A short history of the imminent collapse of Jesus Christ’s tomb in Jerusalem

Work together or else…
Work together or else…
Image: Reuters/Amir Cohen
We may earn a commission from links on this page.

The Church of the Holy Sepulcher is where most Christians believe Jesus Christ was placed after he was crucified. According to the Gospel of St. Matthew:

When it was evening, there came a rich man from Arimathea named Joseph, who was himself a disciple of Jesus. He went to Pilate and asked for the body of Jesus; then Pilate ordered it to be handed over. Taking the body, Joseph wrapped it (in) clean linen and laid it in his new tomb that he had hewn in the rock. Then he rolled a huge stone across the entrance to the tomb and departed.

Three Christian communities—the Greek Orthodox, Armenian Apostolic, and Roman Catholic—currently share control the church, which is in Jerusalem, under the terms of the “status quo.” The terms dictate who can pray where and at what time. Non-Armenian priests in vestments may pass along an Armenian-controlled walkway but they cannot not stand. The Catholics won’t move a ladder. In 2008, an embarrassing fight between monks was recorded and widely watched on YouTube.

This infighting has affected the renovations the holy site desperately needs—paying or leading repairs of a structure implies ownership of said structure.

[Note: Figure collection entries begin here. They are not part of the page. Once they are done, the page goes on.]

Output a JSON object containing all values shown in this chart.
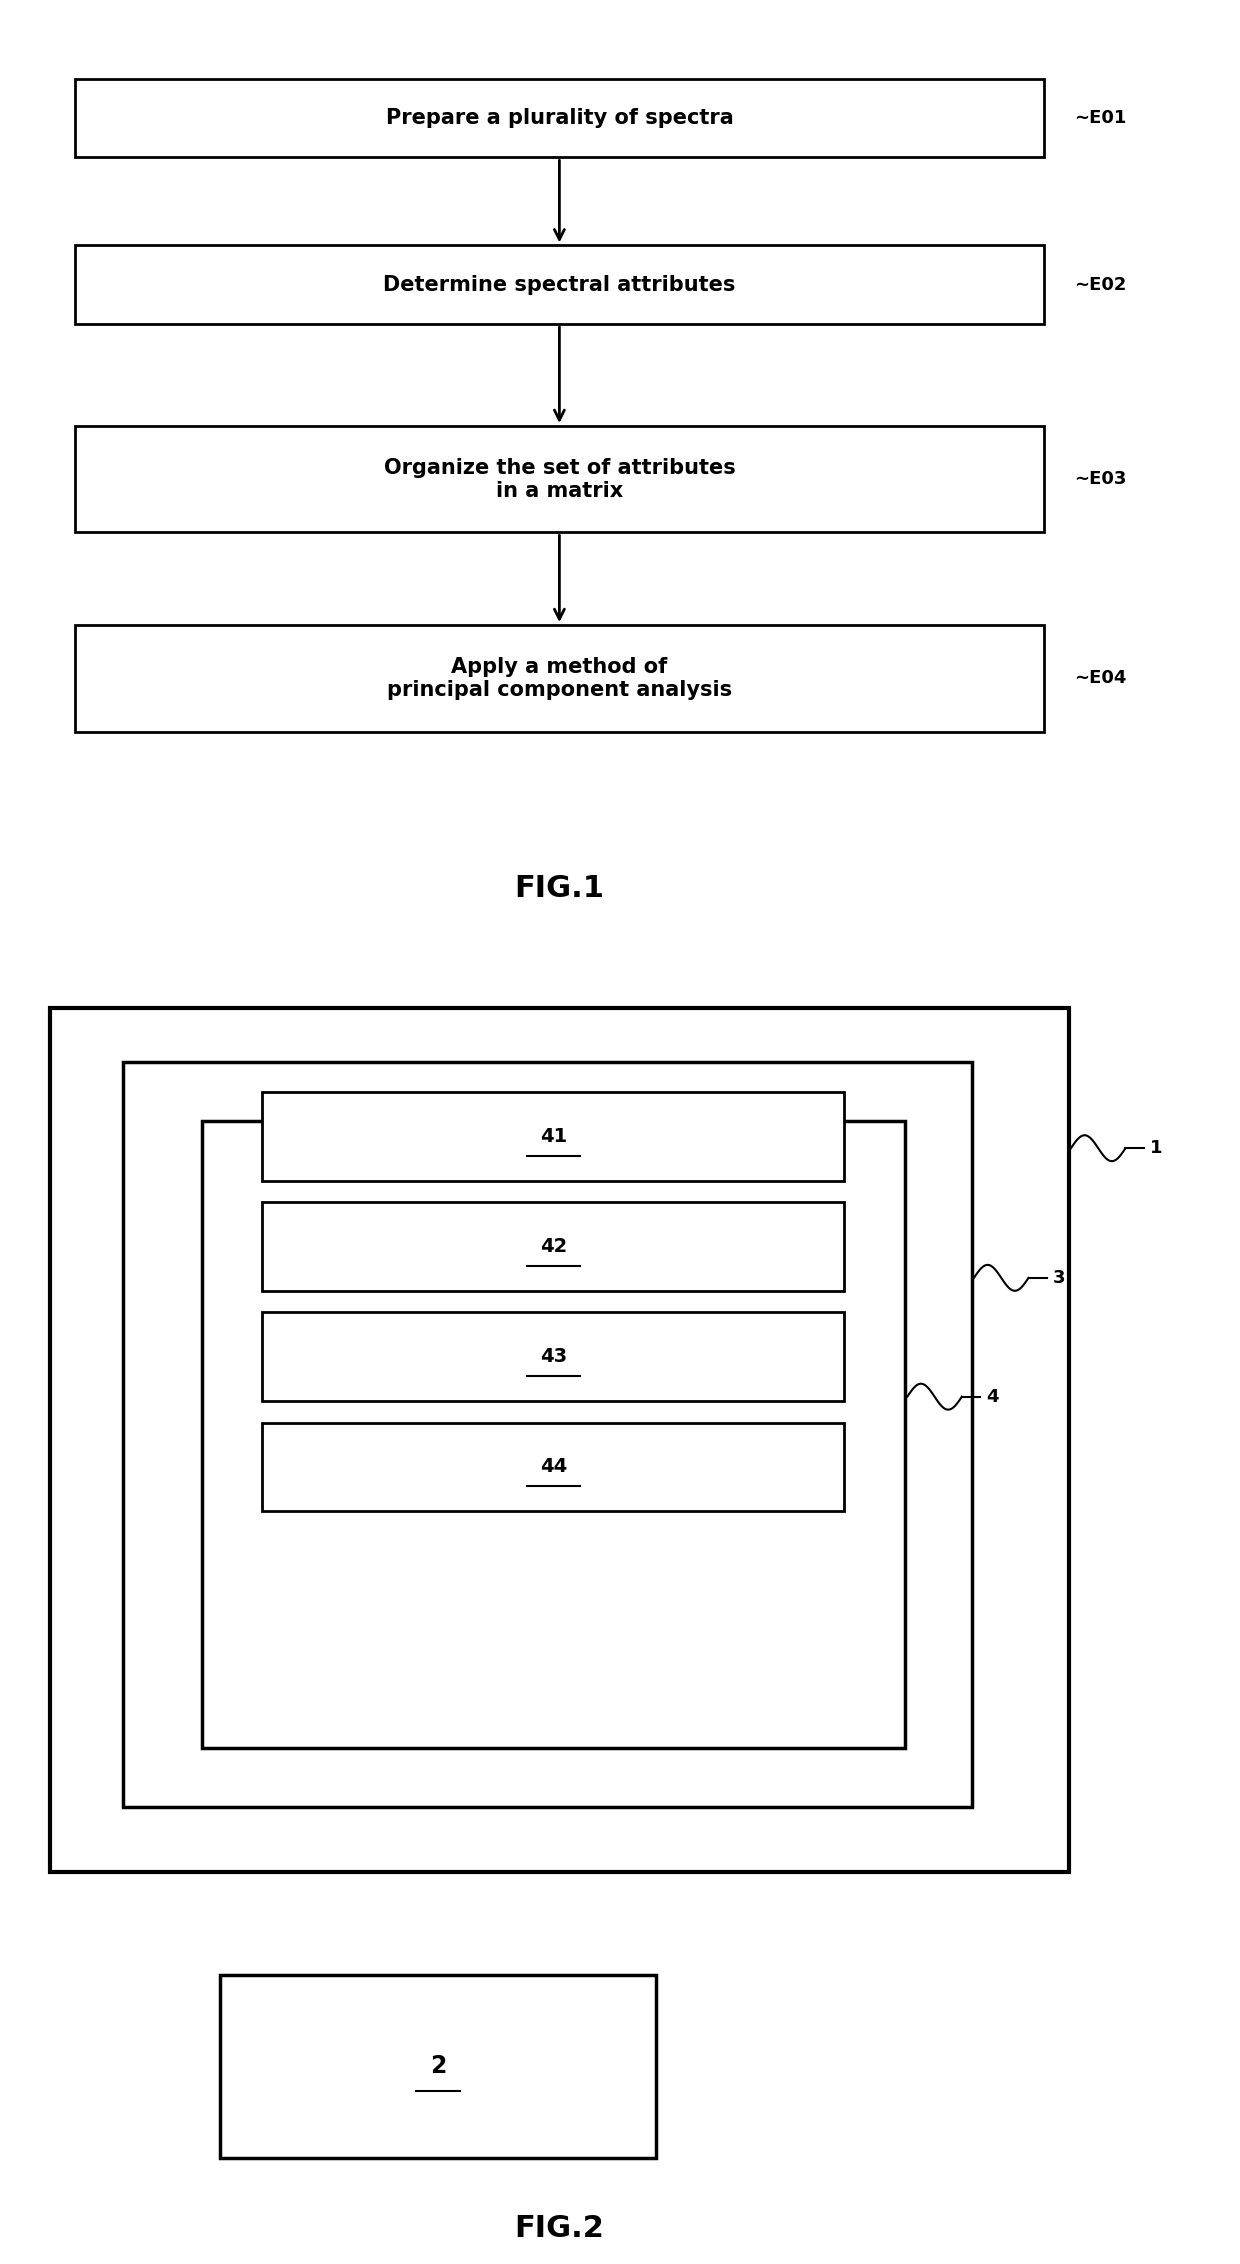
{
  "fig1_title": "FIG.1",
  "fig2_title": "FIG.2",
  "flowchart_boxes": [
    {
      "label": "Prepare a plurality of spectra",
      "tag": "E01"
    },
    {
      "label": "Determine spectral attributes",
      "tag": "E02"
    },
    {
      "label": "Organize the set of attributes\nin a matrix",
      "tag": "E03"
    },
    {
      "label": "Apply a method of\nprincipal component analysis",
      "tag": "E04"
    }
  ],
  "fig2_labels": [
    "41",
    "42",
    "43",
    "44"
  ],
  "fig2_box2_label": "2",
  "bg_color": "#ffffff",
  "box_color": "#ffffff",
  "box_edge_color": "#000000",
  "text_color": "#000000",
  "arrow_color": "#000000",
  "font_size_flow": 15,
  "font_size_tag": 13,
  "font_size_fig_title": 22,
  "font_size_inner_label": 14
}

But the threat of the church collapsing has finally brought these rival factions together. The leaders of the three Christian communities have agreed to equally pay for a $3.4 million renovation, which is set to begin next month, according to The New York Times (paywall).

The latest renovation is one of many repairs the Church of the Holy Sepulcher has undergone over several centuries.

The structure was burnt and looted in 614, damaged by an earthquake in 808, and then destroyed in 1009 by Fatamid Caliph al-Hakim’s order. The site was eventually reconstructed by the Byzantine Empire in 1048.

The church was further renovated during the 12th-century by Crusaders and Franciscan friars. During this period, the Aedicule—the shrine—was rebuilt. (Some bits of the structure remain today). The church was hit by another devastating fire in 1808, which greatly damaged the church’s Aedicule.

An earthquake of 1927 seriously weakened the structures of the church. The British authorizes, growing increasingly worried about the stability of the holy site, decided to intervene directly in 1947. They reinforced the structures of the church with an iron cage and wooden supports.

To better address the damage from the 1927 earthquake, representatives from the three religious communities agreed on a restoration project to prevent the church from collapsing during the 1950s. Archeological research was allowed to take place during this brief time of unity. But it didn’t last.

Finally, in February 2015, the Israeli police barricaded the church and threw out the monks that protect it after reports it was on the verge of collapse. That seems to help create some goodwill between the three branches, leading to this moment.

These new repairs will remove the iron support put in by the British Mandate, address the weaknesses around the remains 12th-century Crusader shrine, and even repair cracks in the tomb itself.

This may finally bring some unity to the various strands of Christianity. Well, except Protestants, who have no presence at the church and prefer the rival Garden Tomb, on the edge of the Old City.